Franco Croce. Maestro non solo di letteratura

La prima lezione di Letteratura italiana che ascoltai interamente nel novembre del 1988 fu quella di Franco Croce Bermondi. Il corso monografico prevedeva un approfondimento sugli Ossi montaliani e alcuni canti della Divina Commedia, il seminario riguardava il romanzo tra ‘600 e ‘700.

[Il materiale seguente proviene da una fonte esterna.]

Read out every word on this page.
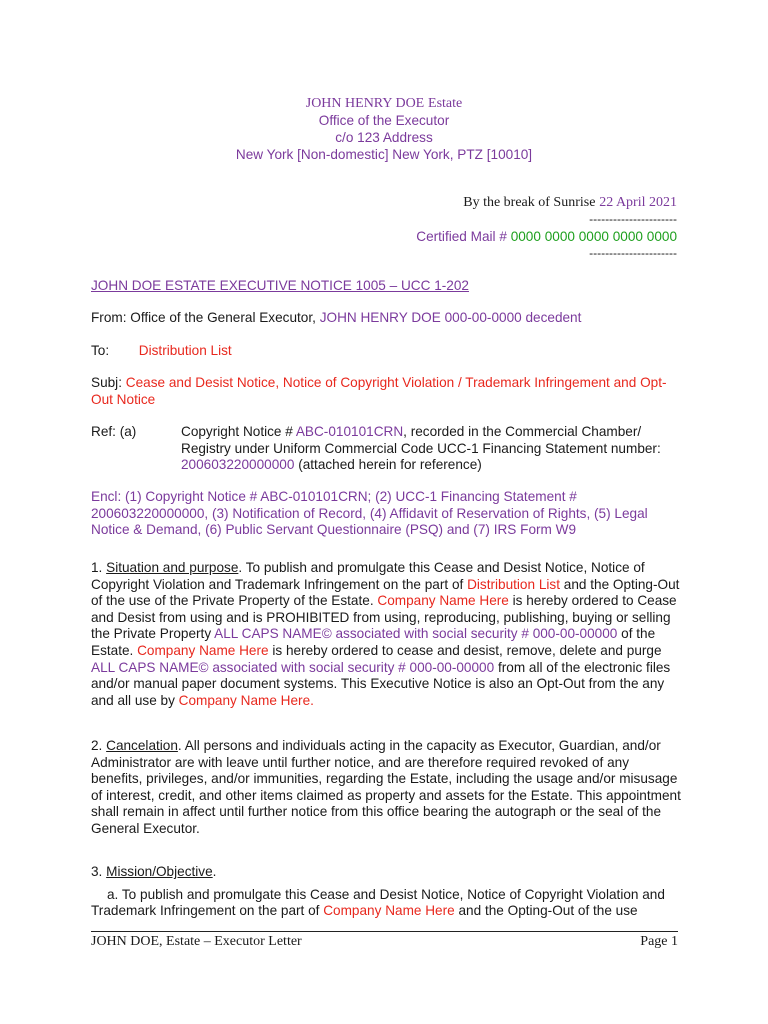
JOHN HENRY DOE Estate
Office of the Executor
c/o 123 Address
New York [Non-domestic] New York, PTZ [10010]
By the break of Sunrise 22 April 2021
----------------------
Certified Mail # 0000 0000 0000 0000 0000
----------------------
JOHN DOE ESTATE EXECUTIVE NOTICE 1005 – UCC 1-202
From: Office of the General Executor, JOHN HENRY DOE 000-00-0000 decedent
To: Distribution List
Subj: Cease and Desist Notice, Notice of Copyright Violation / Trademark Infringement and Opt-Out Notice
Ref: (a)	Copyright Notice # ABC-010101CRN, recorded in the Commercial Chamber/ Registry under Uniform Commercial Code UCC-1 Financing Statement number: 200603220000000 (attached herein for reference)
Encl: (1) Copyright Notice # ABC-010101CRN; (2) UCC-1 Financing Statement # 200603220000000, (3) Notification of Record, (4) Affidavit of Reservation of Rights, (5) Legal Notice & Demand, (6) Public Servant Questionnaire (PSQ) and (7) IRS Form W9

1. Situation and purpose. To publish and promulgate this Cease and Desist Notice, Notice of Copyright Violation and Trademark Infringement on the part of Distribution List and the Opting-Out of the use of the Private Property of the Estate. Company Name Here is hereby ordered to Cease and Desist from using and is PROHIBITED from using, reproducing, publishing, buying or selling the Private Property ALL CAPS NAME© associated with social security # 000-00-00000 of the Estate. Company Name Here is hereby ordered to cease and desist, remove, delete and purge ALL CAPS NAME© associated with social security # 000-00-00000 from all of the electronic files and/or manual paper document systems. This Executive Notice is also an Opt-Out from the any and all use by Company Name Here.

2. Cancelation. All persons and individuals acting in the capacity as Executor, Guardian, and/or Administrator are with leave until further notice, and are therefore required revoked of any benefits, privileges, and/or immunities, regarding the Estate, including the usage and/or misusage of interest, credit, and other items claimed as property and assets for the Estate. This appointment shall remain in affect until further notice from this office bearing the autograph or the seal of the General Executor.

3. Mission/Objective.

a. To publish and promulgate this Cease and Desist Notice, Notice of Copyright Violation and Trademark Infringement on the part of Company Name Here and the Opting-Out of the use

JOHN DOE, Estate – Executor Letter	Page 1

Ma la prima lezione Franco Croce decise di dedicarla a noi, agli studenti del primo anno, e ci spiegò tortuosamente (perché tortuoso è oggi come allora il regolamento universitario) quali fossero i nostri diritti e i nostri doveri, in che modo avremmo dovuto e potuto compilare i sempre tormentati piani di studio. Ci vollero diverse ore, anche perché per uno strano fenomeno intellettuale, Croce riusciva a collegare apparentemente piani diversi: la politica, la democrazia e la letteratura.
Non lo mollai più.
L’Università degli Studi di Genova a quei tempi era visivamente in decadenza. Si leggeva tra le righe un’intensissima (?) vita universitaria dei decenni precedenti attraverso gli slogan, le scritte sui muri e gli studenti fuori corso. Un clichè di studente e di professore riecheggiante gli anni ‘ruggenti’ non risultava ai miei occhi credibile e disertai volutamente tutti quegli istituti in cui si respirava un’aria ‘di una sinistra’ che all’epoca mi apparteneva poco, ma che comunque risultava a me, ragazza cresciuta negli asfittici anni ’80, priva di credibilità. Le lezioni di Franco Croce e l’Istituto che presiedeva allora spiccavano per rigore e autenticità in un clima universitario decisamente arido e avulso dalla contemporaneità. Era il metodo e le parole che Croce usava che bucavano la distanza tra generazioni tanto lontane. Anche il dialetto genovese, l’inglese e il suo ottimo francese lo aiutavano a rovesciare la prospettiva e chi lo accusava di essere ‘troppo aristocratico’ per ovvie ragioni biografiche non poteva che apparire ipocrita e ignorante alla luce delle sue interminabili e fulminanti lezioni. Ma il gesto più estremo – oggi la chiamerei performance – che avrebbe chiuso la bocca a qualsiasi estremista post sessantottino si realizzava quando ci faceva tenere una piccola lezione di metodo poetico, lasciandoci voce in capitolo e con tutta umiltà e dignità si sedeva dall’altra parte della cattedra.
Pensare, scrivere e parlare di letteratura o di politica negli anni ’80 era come essere marziani. Grazie alle lezioni di letteratura, di democrazia e di politica di Franco Croce Bermondi mi sono sentita meno marziana.